2200.34-PETITIONS FOR MODIFICATION OF ABATEMENT PERIOD

(a) An employer may file a petition for modification of abatement date when such employer had made a good faith effort to comply with the abatement requirements of a citation, but such abatement has not been completed because of factors beyond the employer's reasonable control.

(b) . . .

(c) A petition for modification of abatement date shall be filed with the Area Director of the United States Department of Labor who issued the citation no later than the close of the next working day following the date on which abatement was originally required. . .

(1) A copy of such petition shall be posted in a conspicuous place where all affected employees will have notice thereof or near each location where the violation occurred.   The petition shall remain posted for a period of ten (10) days.

(2) Affected employees or their representatives may file an objection in writing to such petition with the aforesaid Area Director.   Failure to file such objection within ten (10) working days of the date of posting of such petition shall constitute a waiver of any further right to object to said petition.

(3) The Secretary or his duly authorized agent shall have the authority to approve any petition for modification of abatement date filed pursuant to subparagraphs (b) and (c).   Such uncontested petitions shall become final orders pursuant to sections 10(a) and (c) of the Act. (Emphasis added)

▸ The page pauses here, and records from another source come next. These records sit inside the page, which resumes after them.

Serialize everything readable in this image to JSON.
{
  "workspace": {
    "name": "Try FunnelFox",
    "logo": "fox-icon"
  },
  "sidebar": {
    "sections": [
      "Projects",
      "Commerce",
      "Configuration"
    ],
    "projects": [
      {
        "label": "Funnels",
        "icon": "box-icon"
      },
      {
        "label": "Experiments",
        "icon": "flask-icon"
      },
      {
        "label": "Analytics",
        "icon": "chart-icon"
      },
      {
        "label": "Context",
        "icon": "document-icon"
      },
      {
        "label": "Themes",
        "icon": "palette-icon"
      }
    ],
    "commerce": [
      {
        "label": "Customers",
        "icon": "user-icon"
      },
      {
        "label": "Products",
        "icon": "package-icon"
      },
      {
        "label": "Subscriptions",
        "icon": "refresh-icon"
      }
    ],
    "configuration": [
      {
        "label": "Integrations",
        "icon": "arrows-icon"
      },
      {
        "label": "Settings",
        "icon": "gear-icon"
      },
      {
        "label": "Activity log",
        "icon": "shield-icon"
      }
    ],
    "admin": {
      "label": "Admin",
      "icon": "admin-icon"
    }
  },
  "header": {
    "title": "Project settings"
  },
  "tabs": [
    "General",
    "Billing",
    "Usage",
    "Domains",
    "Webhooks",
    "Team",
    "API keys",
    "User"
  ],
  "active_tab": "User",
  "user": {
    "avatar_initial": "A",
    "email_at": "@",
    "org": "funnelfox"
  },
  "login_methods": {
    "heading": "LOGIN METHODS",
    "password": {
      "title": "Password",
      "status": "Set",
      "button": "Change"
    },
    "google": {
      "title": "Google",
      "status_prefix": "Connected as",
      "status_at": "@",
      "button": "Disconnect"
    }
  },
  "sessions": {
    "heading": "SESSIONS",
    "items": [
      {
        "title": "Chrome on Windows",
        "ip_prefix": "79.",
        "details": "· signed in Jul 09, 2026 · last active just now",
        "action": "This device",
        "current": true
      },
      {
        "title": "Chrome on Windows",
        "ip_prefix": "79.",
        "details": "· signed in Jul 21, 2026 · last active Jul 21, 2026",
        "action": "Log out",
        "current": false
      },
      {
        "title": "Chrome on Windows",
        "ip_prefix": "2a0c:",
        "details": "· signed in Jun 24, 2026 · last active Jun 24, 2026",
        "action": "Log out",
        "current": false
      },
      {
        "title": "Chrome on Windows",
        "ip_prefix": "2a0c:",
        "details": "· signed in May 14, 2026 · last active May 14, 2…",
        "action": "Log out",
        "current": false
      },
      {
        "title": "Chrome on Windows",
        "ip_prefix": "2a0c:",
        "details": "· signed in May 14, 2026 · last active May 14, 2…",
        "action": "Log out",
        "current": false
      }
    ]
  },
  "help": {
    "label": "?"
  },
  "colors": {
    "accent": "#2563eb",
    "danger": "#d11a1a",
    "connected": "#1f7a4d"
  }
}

(4) The Secretary or his authorized representative shall not exercise his approval power until the expiration of fifteen (15) working days from the date the petition was posted pursuant to paragraphs (c)(1) and (2) by the employer.

(d) Where any petition is objected to by the Secretary or affected employees, such petition shall be processed as follows:

(1) The petition, citation and any objections shall be forwarded to the Commission within three (3) working days after the expiration of the fifteen (15) day period set out in paragraph (c)(4).

(2) The Commission shall docket and process such petition in the same manner as any other contested case, except that all hearings on such petitions shall be handled in an expeditious fashion.

(3) . . .

(4) . . .

n25 29 C.F.R. 2000.73(b).

n26 Cf. Brennan v. OSHRC (Kesler and Sons Construction Co.), supra.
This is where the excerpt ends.